Additionally, the government has set targets to increase the share of renewable energy (RE) in the power mix to 35% by 2030 and 50% by 2040.
The IMF has projected a growth of 6% for the country’s economy this year, with an expected range of 5.5-6% for 2024.
Gudmundsson suggested that the government should evaluate its tax policy and ensure that tax revenues are directed towards essential investments in priority sectors.
He emphasized the importance of rationalizing expenditure and ensuring its effectiveness but also highlighted the need for measures on taxation to meet consolidated targets and maintain debt sustainability.
He further stated that implementing and managing a carbon tax is relatively straightforward, and as long as the generated revenue is directed towards promoting inclusive growth and assisting vulnerable households, significant advancements can be made in those domains.
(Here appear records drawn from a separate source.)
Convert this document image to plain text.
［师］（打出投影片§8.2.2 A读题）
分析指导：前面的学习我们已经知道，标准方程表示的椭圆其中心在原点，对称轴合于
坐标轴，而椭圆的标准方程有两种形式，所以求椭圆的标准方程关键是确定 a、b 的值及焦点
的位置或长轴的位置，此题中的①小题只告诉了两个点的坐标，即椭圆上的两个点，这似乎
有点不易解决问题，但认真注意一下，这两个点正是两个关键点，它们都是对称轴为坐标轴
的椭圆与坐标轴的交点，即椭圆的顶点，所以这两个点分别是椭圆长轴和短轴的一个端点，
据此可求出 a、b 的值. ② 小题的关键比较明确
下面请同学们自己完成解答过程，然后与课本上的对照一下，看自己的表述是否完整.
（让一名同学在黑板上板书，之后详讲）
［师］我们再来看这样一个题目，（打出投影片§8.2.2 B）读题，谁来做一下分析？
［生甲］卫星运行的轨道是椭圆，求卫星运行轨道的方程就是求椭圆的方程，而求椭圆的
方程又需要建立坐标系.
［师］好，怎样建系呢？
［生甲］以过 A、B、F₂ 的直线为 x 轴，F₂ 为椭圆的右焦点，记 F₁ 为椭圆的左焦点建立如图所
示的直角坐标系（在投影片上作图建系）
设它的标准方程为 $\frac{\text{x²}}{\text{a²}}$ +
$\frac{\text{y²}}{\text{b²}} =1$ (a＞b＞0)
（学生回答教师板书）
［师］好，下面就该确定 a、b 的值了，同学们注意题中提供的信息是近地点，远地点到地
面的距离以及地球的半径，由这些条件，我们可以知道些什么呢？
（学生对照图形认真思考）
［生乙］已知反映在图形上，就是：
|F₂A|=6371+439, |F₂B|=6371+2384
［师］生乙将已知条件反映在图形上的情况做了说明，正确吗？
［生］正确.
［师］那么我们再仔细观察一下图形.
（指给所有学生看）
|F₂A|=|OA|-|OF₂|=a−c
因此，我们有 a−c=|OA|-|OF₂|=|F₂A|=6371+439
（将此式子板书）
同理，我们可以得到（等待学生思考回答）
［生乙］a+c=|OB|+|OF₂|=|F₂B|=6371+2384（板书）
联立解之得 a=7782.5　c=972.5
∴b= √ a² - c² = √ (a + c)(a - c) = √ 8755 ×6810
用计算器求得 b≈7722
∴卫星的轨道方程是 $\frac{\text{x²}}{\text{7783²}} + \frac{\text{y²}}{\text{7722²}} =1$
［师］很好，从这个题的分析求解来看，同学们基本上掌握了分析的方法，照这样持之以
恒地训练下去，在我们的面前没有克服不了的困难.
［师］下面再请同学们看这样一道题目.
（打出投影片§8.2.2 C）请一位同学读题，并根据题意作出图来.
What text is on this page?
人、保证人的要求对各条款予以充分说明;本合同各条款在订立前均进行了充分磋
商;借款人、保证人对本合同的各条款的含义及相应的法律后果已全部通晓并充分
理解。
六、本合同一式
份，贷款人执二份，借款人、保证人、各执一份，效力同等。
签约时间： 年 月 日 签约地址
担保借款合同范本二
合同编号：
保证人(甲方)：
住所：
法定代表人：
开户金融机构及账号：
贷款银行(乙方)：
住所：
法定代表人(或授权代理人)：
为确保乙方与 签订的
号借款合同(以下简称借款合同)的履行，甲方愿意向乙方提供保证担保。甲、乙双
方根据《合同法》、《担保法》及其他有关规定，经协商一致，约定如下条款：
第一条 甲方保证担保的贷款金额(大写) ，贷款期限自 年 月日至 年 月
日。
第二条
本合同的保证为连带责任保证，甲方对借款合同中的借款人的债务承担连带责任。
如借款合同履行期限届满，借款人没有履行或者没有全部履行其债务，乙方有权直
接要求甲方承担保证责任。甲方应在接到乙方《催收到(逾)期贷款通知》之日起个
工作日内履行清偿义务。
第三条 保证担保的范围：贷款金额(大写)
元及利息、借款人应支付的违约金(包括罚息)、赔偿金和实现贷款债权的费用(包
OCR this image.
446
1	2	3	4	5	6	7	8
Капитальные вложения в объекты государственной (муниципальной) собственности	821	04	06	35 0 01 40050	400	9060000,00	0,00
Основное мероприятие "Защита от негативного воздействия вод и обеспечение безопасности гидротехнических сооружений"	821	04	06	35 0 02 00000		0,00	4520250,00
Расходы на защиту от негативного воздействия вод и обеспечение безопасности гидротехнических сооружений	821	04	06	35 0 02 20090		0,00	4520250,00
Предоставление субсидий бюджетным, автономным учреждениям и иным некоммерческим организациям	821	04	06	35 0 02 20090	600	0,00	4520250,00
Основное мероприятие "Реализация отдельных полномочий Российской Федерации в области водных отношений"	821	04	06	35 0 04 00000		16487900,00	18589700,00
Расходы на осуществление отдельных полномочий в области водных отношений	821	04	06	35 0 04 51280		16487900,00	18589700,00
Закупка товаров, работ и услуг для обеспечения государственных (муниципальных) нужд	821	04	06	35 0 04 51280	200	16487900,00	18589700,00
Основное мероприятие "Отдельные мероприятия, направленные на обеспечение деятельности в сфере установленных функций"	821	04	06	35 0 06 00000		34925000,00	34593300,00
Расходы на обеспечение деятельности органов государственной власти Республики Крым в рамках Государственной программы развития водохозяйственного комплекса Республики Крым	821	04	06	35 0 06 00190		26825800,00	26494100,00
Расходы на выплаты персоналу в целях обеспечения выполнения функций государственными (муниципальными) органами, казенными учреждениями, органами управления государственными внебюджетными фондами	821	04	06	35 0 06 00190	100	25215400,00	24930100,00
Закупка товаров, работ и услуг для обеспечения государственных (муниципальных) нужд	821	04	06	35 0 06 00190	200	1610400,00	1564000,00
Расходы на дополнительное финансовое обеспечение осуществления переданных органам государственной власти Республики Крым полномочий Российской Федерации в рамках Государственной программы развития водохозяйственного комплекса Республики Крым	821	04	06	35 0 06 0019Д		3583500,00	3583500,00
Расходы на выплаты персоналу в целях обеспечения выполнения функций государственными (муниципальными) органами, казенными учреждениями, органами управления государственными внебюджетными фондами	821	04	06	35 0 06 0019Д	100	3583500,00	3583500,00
The Department of Finance (DOF) has announced that it is currently examining the viability of implementing a carbon tax, which ranks among its top priority initiatives.
DOF Fiscal Policy and Planning Officer Director, Rowena S. Sta. Clara, expressed the department’s view on carbon taxation, highlighting its potential as a revenue stream that aligns with the objective of advancing environmental sustainability and addressing key climate change concerns.
She also stressed that the primary aim is to establish a carbon pricing policy that aligns with the carbon reduction commitments of the Paris Agreement without exerting undue pressure on economic growth during the recovery phase.